Democracy, proposal elaboration and voting

The first thing we associate with democracy is voting and elections. But the democracy-as-voting picture is limited. When voting in a referendum, for example, we choose over a predefined set of options. How and which options are included is not subjected to the vote; voting in itself says nothing of this.

So the question is, can the decision process be extended backwards to determine the option set? We could have a “pre-vote”, where we choose over a previous, wider set of predefined options to determine which of those end up in the final vote. But that just repeates the problem at an earlier stage.

The solution is to do away with the idea of a predefined set of options altogether, to allow the voters themselves to suggest any number of options in a distributed fashion. In this way, people not only contribute knowledge by selecting from a set of options, but more thoroughly by creating the options themselves, in an unrestricted way. This poses aditional challenges of course, because choosing an option out of a list is simpler than creating said options.

We can call this opening of proposal elaboration to all participants collaborative proposal elaboration (see also collaborative government). Just as voting aggregates information in the shape of individual votes, collaborative proposal elaboration aggregates information in the shape of free form contributions. Because proposals are normally described with text, these contributions take the form of editing[1]; our predefined options are thus generalized to arbitrary text documents[2].

This presents a wider view of democracy, where decision making is not just limited to voting over proposals, but includes elaborating the proposals themselves. Let’s review the process. First, we have some matter we wish to make a decision about. Then, people present and elaborate proposals in an unrestricted and distributed way. Finally, people vote on any of these freely created proposals to select one (or many).

But let’s repeat the same pattern of thinking we began with: who decides what matters are to be decided upon? Who creates the context in which our decision making process occurs? If it is up to some central authority to pose matters on which to decide, we are again limiting the scope of the decision process (although it is less limited than the case of predefined options)

The solution is the same as above: anyone can propose matters on which to decide. And the definition of “the matter” is itself a text document that is voted upon. With this final piece, we have extended our decision process to include all the stages[3]. From proposing to decide on some matter, to the elaboration of the possible proposals to resolve the matter, to the selection of the proposal that is finally accepted.


[1] Ideally, this collaborative editing of text occurs in a medium that facilitates communication and debate. Debate can be an information aggregation process for voting as well as for policy elaboration. In the latter case, there are probably specific mechanisms that aid debate in the context of editing text, such as those seen here.
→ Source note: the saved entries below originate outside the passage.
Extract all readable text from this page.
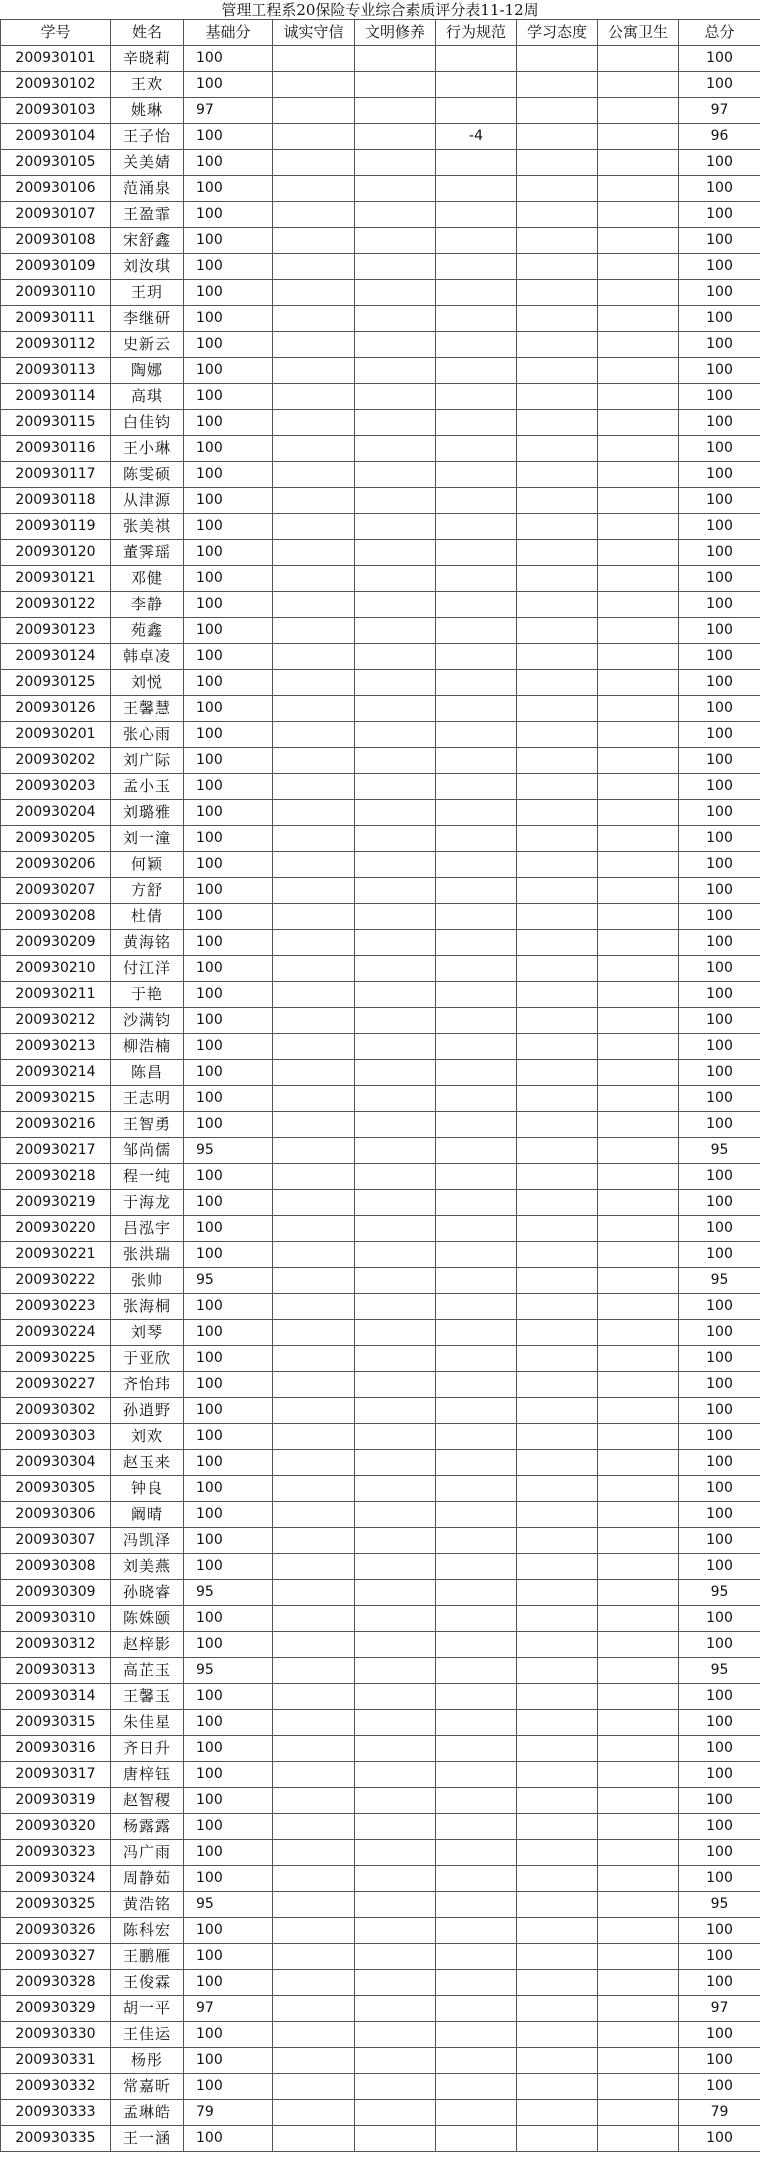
管理工程系20保险专业综合素质评分表11-12周
学号	姓名	基础分	诚实守信	文明修养	行为规范	学习态度	公寓卫生	总分
200930101	辛晓莉	100						100
200930102	王欢	100						100
200930103	姚琳	97						97
200930104	王子怡	100			-4			96
200930105	关美婧	100						100
200930106	范涌泉	100						100
200930107	王盈霏	100						100
200930108	宋舒鑫	100						100
200930109	刘汝琪	100						100
200930110	王玥	100						100
200930111	李继研	100						100
200930112	史新云	100						100
200930113	陶娜	100						100
200930114	高琪	100						100
200930115	白佳钧	100						100
200930116	王小琳	100						100
200930117	陈雯硕	100						100
200930118	从津源	100						100
200930119	张美祺	100						100
200930120	董霁瑶	100						100
200930121	邓健	100						100
200930122	李静	100						100
200930123	苑鑫	100						100
200930124	韩卓凌	100						100
200930125	刘悦	100						100
200930126	王馨慧	100						100
200930201	张心雨	100						100
200930202	刘广际	100						100
200930203	孟小玉	100						100
200930204	刘璐雅	100						100
200930205	刘一潼	100						100
200930206	何颖	100						100
200930207	方舒	100						100
200930208	杜倩	100						100
200930209	黄海铭	100						100
200930210	付江洋	100						100
200930211	于艳	100						100
200930212	沙满钧	100						100
200930213	柳浩楠	100						100
200930214	陈昌	100						100
200930215	王志明	100						100
200930216	王智勇	100						100
200930217	邹尚儒	95						95
200930218	程一纯	100						100
200930219	于海龙	100						100
200930220	吕泓宇	100						100
200930221	张洪瑞	100						100
200930222	张帅	95						95
200930223	张海桐	100						100
200930224	刘琴	100						100
200930225	于亚欣	100						100
200930227	齐怡玮	100						100
200930302	孙逍野	100						100
200930303	刘欢	100						100
200930304	赵玉来	100						100
200930305	钟良	100						100
200930306	阚晴	100						100
200930307	冯凯泽	100						100
200930308	刘美燕	100						100
200930309	孙晓睿	95						95
200930310	陈姝颐	100						100
200930312	赵梓影	100						100
200930313	高芷玉	95						95
200930314	王馨玉	100						100
200930315	朱佳星	100						100
200930316	齐日升	100						100
200930317	唐梓钰	100						100
200930319	赵智稷	100						100
200930320	杨露露	100						100
200930323	冯广雨	100						100
200930324	周静茹	100						100
200930325	黄浩铭	95						95
200930326	陈科宏	100						100
200930327	王鹏雁	100						100
200930328	王俊霖	100						100
200930329	胡一平	97						97
200930330	王佳运	100						100
200930331	杨彤	100						100
200930332	常嘉昕	100						100
200930333	孟琳皓	79						79
200930335	王一涵	100						100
[2] In contrast to predefined options, arbitrary text documents represent a much wider solution space. This added flexibility allows more precise and earlier information aggregation as well as presenting opportunities for consensus during collaborative (and realtime) editing of text.

[3] Although the creation of the voting space itself, that is, the set of people that can participate in some decision making domain, is left specified. In one scenario, voting spaces could be created by anyone, and permission to join a voting space could be granted following a vote put to all existing members. An unrestricted approach to creating any number of these voting spaces would support spontaneous community formation.